The radical February 14 Revolution Youth Coalition, a clandestine cyber-group that had called a week-long campaign dubbed "Volcanic Flames", urged supporters on Twitter to march on the focal point of Shiite-led protests in early 2011.
"We will march today Saturday towards the epicentre of the revolution," the group announced.
Police on Friday fired tear gas and birdshot to disperse protesters trying to stage a similar march to the roundabout formerly known as Pearl Square before authorities razed it after a crackdown on the Shiite-led February-March 2011 protests.
Journalists heading to the Sakhir circuit for Saturday's practice said the Pearl Square area had completely cordoned off by cement blocks.
Police were out in force early on Saturday, with several armoured vehicles deployed around Pearl Square, and along the highway leading to the circuit.
Opposition demonstrators have been protesting to highlight pro-reform demands and have urged solidarity from teams taking part in Sunday's race.
Supporters of the February 14 movement have campaigned for the race to be cancelled, calling it a "crime".
Sunday's race is seen as a boost to the image and economy of the tiny Gulf monarchy that has a Shiite Muslim majority but is ruled by a Sunni dynasty and which has been rocked by continuing Arab Spring-inspired unrest.
Security forces have been on high alert during days of protests to prevent clashes from marring the race, with checkpoints at major intersections, especially on roads leading to the racing circuit.
World motorsport's governing body the FIA and promoters Formula One Management said Sunday's race would take place despite the demonstrations.
"The Federation Internationale de l'Automobile and Formula One Management wish to jointly confirm their belief that the Bahrain GP should go ahead this weekend, following assurances from the local promoter and the authorities that security, their responsibility, will be guaranteed for all participants," a statement read.

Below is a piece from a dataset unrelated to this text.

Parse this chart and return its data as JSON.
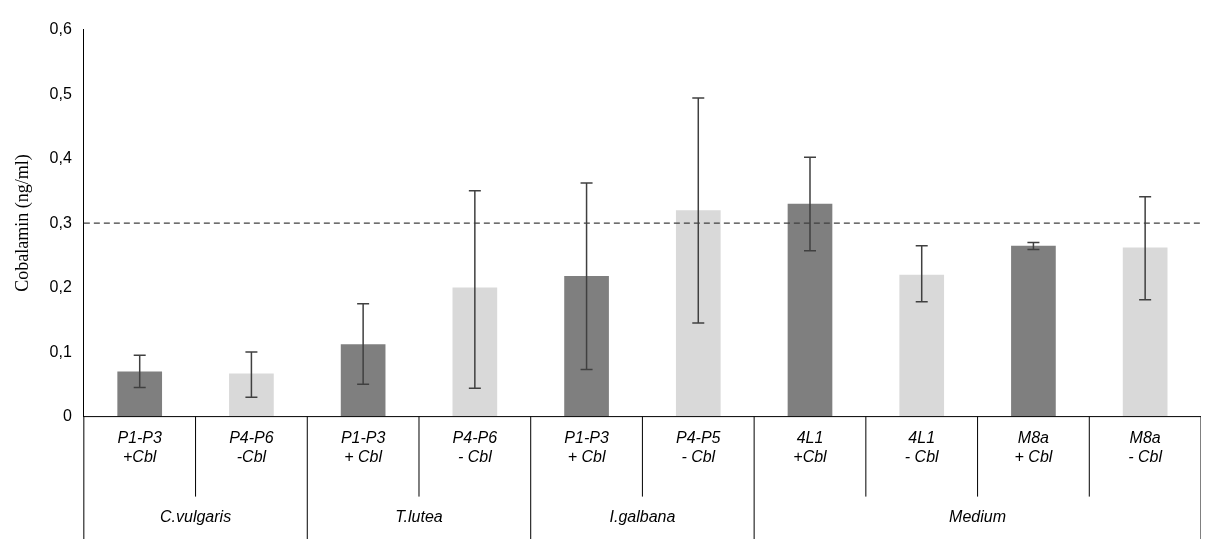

The event was cancelled in 2011 but took place as scheduled last year.
The month-long 2011 protests in Bahrain, home to the US Navy's Fifth Fleet, were crushed with the help of Gulf troops led by neighbouring Saudi Arabia.
Strategically located across the Gulf from Shiite-ruled Iran, Bahrain has continued to see sporadic protests, mostly outside Manama, and rights groups say a total of 80 people have been killed in the unrest since February 2011.